NFSL - How to Talk To A Hunter, and The Canoeists

About eight or nine years ago, when I was thick in the throes of college, the only thing that you could find me reading was short stories. At library book sales and Barnes and Noble (THE bookstore in Springfield) I would pick up anthologies and read them. I would sign up for courses in the short story. I met my advisor in a short story class.

And then in my junior year of college I took a class on comparing two sets of novels (a set by Camus, and a set by Dostoyevsky), and I walked away from reading short stories. In my final semester I took a class on writing them, but as far as enjoying them was concerned, I seemed to be finished. I preferred the investment of a novel better. Oh, sure, there was the occasional anthology of Non-Required Reading edited by Eggers or New Yorker fiction, but for the most part I had given it up.

Yesterday on my day of recouperation I curled up in bed for a good measure of the morning listening to my podcasts on iTunes. I subscribe to four of them--The Writer's Almanac with Garrison Keillor, Fresh Air, and two short story 'casts: The New Yorker Short Stories and Selected Shorts. The New Yorker podcast comes out once a month, but the Selected Shorts comes up once a week. (Both the Almanac and Fresh Air come out daily.) In case you are not familiar with the program, Selected Shorts is a series of contemporary short stories (usually three to four in number) read on a stage to an audience somewhere by actors. Mostly they perform in New York, but sometimes they travel--a couple of weeks ago one of the readers read from Edith Wharton's home in Massachusettes.

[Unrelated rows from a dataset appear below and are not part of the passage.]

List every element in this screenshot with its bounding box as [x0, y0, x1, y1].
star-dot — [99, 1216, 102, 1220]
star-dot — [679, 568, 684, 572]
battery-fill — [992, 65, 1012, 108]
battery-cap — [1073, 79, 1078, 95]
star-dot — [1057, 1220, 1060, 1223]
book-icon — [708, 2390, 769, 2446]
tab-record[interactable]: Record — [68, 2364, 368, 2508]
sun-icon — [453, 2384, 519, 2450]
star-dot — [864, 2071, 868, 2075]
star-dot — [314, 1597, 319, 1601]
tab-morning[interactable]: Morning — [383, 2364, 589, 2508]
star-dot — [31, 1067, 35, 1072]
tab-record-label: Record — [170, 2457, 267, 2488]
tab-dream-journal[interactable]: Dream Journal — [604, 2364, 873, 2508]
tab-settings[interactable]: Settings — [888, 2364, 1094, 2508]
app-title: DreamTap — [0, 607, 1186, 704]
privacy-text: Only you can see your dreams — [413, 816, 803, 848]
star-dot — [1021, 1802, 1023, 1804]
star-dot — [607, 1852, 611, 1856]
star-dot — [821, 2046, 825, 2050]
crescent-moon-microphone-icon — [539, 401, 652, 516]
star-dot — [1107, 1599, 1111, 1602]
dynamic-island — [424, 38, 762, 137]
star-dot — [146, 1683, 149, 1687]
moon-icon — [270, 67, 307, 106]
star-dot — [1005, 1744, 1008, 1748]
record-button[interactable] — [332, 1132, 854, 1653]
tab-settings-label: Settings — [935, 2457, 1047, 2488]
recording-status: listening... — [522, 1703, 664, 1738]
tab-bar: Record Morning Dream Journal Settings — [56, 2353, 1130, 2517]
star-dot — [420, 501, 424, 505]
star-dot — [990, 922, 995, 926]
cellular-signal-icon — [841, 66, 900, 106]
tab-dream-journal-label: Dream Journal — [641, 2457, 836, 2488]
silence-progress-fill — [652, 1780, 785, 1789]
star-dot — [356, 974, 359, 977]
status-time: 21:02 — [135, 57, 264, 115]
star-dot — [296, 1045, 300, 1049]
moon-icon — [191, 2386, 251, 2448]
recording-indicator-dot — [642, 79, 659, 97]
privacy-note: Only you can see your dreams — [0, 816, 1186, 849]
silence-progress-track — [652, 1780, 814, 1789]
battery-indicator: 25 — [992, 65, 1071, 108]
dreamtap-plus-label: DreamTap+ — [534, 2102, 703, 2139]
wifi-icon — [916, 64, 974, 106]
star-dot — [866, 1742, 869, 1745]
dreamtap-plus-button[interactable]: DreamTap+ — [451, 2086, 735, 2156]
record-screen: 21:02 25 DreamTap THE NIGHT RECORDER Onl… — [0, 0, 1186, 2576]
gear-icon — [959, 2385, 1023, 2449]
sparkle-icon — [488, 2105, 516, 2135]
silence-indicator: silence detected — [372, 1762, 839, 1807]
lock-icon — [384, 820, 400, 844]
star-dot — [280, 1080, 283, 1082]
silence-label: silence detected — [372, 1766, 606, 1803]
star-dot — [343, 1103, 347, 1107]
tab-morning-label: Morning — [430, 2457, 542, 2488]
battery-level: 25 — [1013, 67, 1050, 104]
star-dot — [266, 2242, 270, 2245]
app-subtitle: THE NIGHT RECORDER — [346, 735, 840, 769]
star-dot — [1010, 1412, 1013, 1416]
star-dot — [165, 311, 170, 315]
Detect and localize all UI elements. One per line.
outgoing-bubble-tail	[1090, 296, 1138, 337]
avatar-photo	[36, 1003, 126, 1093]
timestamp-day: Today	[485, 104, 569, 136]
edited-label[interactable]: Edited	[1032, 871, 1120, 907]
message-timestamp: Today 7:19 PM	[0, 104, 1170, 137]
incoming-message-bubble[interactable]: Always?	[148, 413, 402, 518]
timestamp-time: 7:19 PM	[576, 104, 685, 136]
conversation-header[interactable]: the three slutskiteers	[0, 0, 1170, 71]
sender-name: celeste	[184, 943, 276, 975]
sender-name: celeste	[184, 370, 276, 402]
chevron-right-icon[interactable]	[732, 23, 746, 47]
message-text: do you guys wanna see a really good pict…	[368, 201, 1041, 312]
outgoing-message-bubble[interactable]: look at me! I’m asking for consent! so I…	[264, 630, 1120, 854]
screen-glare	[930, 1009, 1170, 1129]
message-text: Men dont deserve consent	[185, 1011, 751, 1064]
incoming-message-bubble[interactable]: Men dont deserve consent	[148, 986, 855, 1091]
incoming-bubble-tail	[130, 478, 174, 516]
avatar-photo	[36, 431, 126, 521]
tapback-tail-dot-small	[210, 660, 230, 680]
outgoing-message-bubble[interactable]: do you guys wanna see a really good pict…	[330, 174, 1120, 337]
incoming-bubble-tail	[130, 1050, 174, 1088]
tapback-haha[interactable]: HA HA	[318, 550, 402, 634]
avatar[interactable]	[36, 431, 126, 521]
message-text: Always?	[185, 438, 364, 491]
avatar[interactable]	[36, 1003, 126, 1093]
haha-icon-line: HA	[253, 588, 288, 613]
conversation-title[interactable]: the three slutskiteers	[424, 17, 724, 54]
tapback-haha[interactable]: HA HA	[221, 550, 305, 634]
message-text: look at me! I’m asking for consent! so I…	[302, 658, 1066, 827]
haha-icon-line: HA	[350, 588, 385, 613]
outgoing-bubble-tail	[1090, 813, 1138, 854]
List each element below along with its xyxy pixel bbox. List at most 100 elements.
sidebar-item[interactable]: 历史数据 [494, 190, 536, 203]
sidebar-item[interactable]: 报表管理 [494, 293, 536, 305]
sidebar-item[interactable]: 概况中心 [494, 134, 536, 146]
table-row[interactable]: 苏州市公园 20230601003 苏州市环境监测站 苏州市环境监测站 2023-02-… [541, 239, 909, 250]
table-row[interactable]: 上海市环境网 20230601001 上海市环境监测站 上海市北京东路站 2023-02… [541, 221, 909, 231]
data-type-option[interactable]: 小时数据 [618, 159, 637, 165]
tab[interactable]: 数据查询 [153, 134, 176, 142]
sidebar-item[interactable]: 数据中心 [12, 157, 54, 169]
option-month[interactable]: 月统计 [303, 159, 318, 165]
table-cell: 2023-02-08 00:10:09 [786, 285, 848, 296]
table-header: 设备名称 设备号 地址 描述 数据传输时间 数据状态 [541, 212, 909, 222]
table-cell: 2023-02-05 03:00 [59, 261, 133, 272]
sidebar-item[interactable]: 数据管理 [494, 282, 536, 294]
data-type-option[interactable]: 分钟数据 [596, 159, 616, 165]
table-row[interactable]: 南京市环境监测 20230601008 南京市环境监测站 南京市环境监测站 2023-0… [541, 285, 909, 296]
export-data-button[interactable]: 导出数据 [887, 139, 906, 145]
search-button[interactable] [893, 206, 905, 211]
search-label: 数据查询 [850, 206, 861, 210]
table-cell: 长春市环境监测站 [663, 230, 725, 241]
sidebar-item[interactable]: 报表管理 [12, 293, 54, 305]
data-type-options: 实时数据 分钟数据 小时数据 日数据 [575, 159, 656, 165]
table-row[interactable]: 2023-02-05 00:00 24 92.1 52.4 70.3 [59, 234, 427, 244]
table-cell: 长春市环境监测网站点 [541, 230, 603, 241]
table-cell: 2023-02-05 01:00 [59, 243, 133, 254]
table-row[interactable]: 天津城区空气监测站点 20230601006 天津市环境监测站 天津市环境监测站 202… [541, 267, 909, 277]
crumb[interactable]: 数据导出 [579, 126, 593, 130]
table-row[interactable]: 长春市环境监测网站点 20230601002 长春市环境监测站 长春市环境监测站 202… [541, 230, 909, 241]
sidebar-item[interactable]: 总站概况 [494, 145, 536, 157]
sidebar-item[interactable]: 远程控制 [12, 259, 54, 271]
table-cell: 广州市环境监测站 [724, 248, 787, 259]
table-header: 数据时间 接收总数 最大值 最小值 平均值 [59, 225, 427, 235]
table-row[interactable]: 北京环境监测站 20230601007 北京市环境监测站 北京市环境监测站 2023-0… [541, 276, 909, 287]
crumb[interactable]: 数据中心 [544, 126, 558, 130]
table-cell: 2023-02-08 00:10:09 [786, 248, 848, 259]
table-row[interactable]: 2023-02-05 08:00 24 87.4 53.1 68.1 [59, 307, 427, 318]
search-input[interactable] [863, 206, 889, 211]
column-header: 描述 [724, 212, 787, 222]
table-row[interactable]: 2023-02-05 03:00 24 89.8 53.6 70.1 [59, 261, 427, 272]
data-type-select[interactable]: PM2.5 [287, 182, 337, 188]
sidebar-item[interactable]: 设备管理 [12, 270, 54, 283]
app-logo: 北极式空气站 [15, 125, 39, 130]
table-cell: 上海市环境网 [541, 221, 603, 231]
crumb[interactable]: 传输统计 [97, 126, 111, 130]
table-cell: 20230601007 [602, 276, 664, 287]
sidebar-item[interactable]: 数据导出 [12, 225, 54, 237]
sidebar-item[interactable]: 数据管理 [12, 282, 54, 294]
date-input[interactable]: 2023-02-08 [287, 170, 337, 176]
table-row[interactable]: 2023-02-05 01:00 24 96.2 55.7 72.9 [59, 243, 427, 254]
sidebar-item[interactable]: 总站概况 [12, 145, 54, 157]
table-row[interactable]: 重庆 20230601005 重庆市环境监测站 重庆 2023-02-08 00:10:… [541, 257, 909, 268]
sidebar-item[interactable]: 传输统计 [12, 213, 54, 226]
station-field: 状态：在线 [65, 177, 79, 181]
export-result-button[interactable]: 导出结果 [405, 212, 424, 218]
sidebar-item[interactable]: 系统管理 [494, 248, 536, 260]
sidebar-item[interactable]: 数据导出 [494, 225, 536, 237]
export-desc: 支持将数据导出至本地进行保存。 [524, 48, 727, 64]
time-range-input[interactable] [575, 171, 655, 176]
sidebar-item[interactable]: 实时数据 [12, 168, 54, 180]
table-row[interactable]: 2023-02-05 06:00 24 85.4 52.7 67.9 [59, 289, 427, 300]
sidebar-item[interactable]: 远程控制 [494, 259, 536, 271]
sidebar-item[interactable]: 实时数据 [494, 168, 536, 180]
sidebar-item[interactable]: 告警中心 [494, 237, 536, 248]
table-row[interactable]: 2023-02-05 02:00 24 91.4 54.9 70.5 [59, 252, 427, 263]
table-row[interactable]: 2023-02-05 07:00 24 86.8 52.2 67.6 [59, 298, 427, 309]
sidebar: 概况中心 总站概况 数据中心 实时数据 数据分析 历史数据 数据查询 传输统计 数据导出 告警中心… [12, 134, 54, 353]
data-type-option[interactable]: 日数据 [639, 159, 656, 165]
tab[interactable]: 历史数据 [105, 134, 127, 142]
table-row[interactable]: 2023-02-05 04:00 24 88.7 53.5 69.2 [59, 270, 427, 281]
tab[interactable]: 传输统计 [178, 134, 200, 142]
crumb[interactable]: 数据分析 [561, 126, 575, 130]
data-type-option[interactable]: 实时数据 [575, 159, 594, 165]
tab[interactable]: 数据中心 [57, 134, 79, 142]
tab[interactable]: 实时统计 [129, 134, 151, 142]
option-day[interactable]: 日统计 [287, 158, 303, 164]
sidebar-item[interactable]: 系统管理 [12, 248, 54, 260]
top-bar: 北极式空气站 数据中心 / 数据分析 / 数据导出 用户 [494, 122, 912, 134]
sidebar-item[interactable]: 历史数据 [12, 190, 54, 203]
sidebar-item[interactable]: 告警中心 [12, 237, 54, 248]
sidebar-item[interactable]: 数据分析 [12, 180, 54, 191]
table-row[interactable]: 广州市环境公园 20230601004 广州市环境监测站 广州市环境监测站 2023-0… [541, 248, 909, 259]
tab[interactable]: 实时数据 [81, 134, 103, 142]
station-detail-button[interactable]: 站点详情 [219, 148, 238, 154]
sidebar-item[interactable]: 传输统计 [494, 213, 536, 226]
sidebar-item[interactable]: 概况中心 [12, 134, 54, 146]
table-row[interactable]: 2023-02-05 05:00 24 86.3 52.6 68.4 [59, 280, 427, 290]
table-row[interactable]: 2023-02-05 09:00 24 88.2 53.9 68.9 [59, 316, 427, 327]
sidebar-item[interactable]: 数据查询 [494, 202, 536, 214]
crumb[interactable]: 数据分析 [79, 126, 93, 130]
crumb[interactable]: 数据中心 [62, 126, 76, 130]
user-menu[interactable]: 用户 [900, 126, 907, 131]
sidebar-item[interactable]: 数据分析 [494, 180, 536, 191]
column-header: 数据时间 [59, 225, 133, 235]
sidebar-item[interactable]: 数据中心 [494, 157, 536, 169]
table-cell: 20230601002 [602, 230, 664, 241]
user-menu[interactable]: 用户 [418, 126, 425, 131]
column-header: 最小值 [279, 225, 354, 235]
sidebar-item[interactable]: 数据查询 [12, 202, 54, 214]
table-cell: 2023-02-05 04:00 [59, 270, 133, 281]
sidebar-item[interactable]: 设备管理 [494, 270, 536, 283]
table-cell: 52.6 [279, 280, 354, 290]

Yesterday was a collection of four stories, two of which were authors that I recognized. Emily used to be addicted to short stories by Pam Houston, and she would share with me--the first reader read Houston's "How to Talk to a Hunter." It was heartbreaking and delicious to hear...and then later in the broadcast was Rick Bass's "The Canoeists." I love Bass--he reminds me of Dillard in a way, or she reminds me of him (I don't know enough of the timeline to know which one came first). He is rich and decadent in detail and picks thin plots that almost seem not to exist so that he can be rich and decadent in detail. He is very sensual in what he rests on, and he writes his works as set in the outdoors. As I listened to Neil Patrick Harris read of Sissy and Bone, I closed my eyes and felt the cold river water, saw the shining firefly carcasses on the car-transported canoe. The short story finds place again, albeit in small capacity, in my life.

http://www.newwest.net/topic/article/rick_basss_the_lives_of_rocks/C132/L39/

******

It occurs to me in this adventure that I may be conveying some things about what theme this endeavor of Blog 365 will take. A few things that you the reader should probably know:

I won't always be writing this in the morning. I just happened to get lucky the past couple of days.

I won't always write for this length. I had yesterday off and today they told me to take my time coming in to work, and I'm taking them up on it.

I won't always write just about my iPod or the arts. Right now there are no human interactions that are setting my mind on fire, FG and Mary have disappeared again, and MS and SKS are making plans to move to San Diego, all others were busy for the holidays, so I am getting my riches from the internet and from the books and articles I stumble upon. Pardon me whilst I live in my head and hibernate. I will write of what lights my fire on that particular day, and strive for the positive. Right now that lies in the arts.

Cupid, chained to Minerva's pet. :)

2 comments:

dkearns72 said...

Hoot! Hoot! Loving the series and u have at least one fan of the arts entries here. :)

Unknown said...

And if you grow weary of the pressure to post, there's always NaNaDaMo.